UI is constantly changing to enhance visual design and usability and having automated checks failing due to the UI changes and not changes in the functionality can give a false impression of the state of the application.
UI automated checks are also much slower in the speed of execution than at unit or API layer and because of this, the feedback loop to the team is slow. It might take a few hours before a defect is spotted and reported back to the developers. And when something does go wrong, the root cause analysis takes longer because it is not easily apparent where the bug is.
Understanding the context of each test and at which layer the test should be automated is important. Test automation should be part of the development activity, so the whole team is responsible for test automation, with developers writing executing unit tests, Software Developers in Test writing executing and maintaining acceptance tests at API and/or UI.

Losing Faith and Trust in Test Automation

This last one is not a myth about test automation, but a side effect when test automation goes wrong. You spend many hours developing a perfect test automation solution, using the best tools and best practices, but if the automated checks do not help the team it is worthless.
If the team has no visibility or knowledge on what is automated and executing, they either release with fear of unknown or duplicate their regression testing efforts. If the automated checks are flaky, slow, give intermittent results then it can confuse the team more than providing a safety net and a confidence booster.
Don’t be afraid of removing automated checks that are always failing or give inconsistent results. Instead, aim for a clean and reliable suite of tests that can give correct indications of the health of the application.

Conclusion

Test Automation is a long term investment. It will take time and expertise in developing and maintaining test automation frameworks and automated scripts. Test automation is not a one-off effort where you deliver a solution and let it run.

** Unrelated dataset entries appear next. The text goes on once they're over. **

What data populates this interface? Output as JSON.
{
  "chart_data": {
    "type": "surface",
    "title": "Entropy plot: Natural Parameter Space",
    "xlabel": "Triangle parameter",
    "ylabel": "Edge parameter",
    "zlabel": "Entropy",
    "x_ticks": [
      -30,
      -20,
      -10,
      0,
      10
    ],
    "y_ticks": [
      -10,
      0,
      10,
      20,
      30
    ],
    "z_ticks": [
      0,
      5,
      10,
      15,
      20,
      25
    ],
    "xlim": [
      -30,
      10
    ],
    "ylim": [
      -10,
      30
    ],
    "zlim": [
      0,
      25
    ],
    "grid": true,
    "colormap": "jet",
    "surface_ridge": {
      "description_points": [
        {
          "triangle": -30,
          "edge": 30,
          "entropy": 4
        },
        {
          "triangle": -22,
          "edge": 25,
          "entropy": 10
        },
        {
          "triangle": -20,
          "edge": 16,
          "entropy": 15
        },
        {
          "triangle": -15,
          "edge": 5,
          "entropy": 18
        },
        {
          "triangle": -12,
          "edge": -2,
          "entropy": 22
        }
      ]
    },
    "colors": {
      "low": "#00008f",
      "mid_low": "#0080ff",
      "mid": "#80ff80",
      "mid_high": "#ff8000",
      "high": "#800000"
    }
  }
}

It needs constant monitoring and updating.
Rather than aiming to replace manual QAs or expecting the automated checks to find lots of defects, we should instead embrace the advantages it brings to the team, such as liberating QA’s time for more exploratory testing where chances of revealing defects is maximized, or using automated scripts to create test data that can be used for manual testing.
Understanding the limitations and setting realistic expectations is important in overcoming these myths of test automation.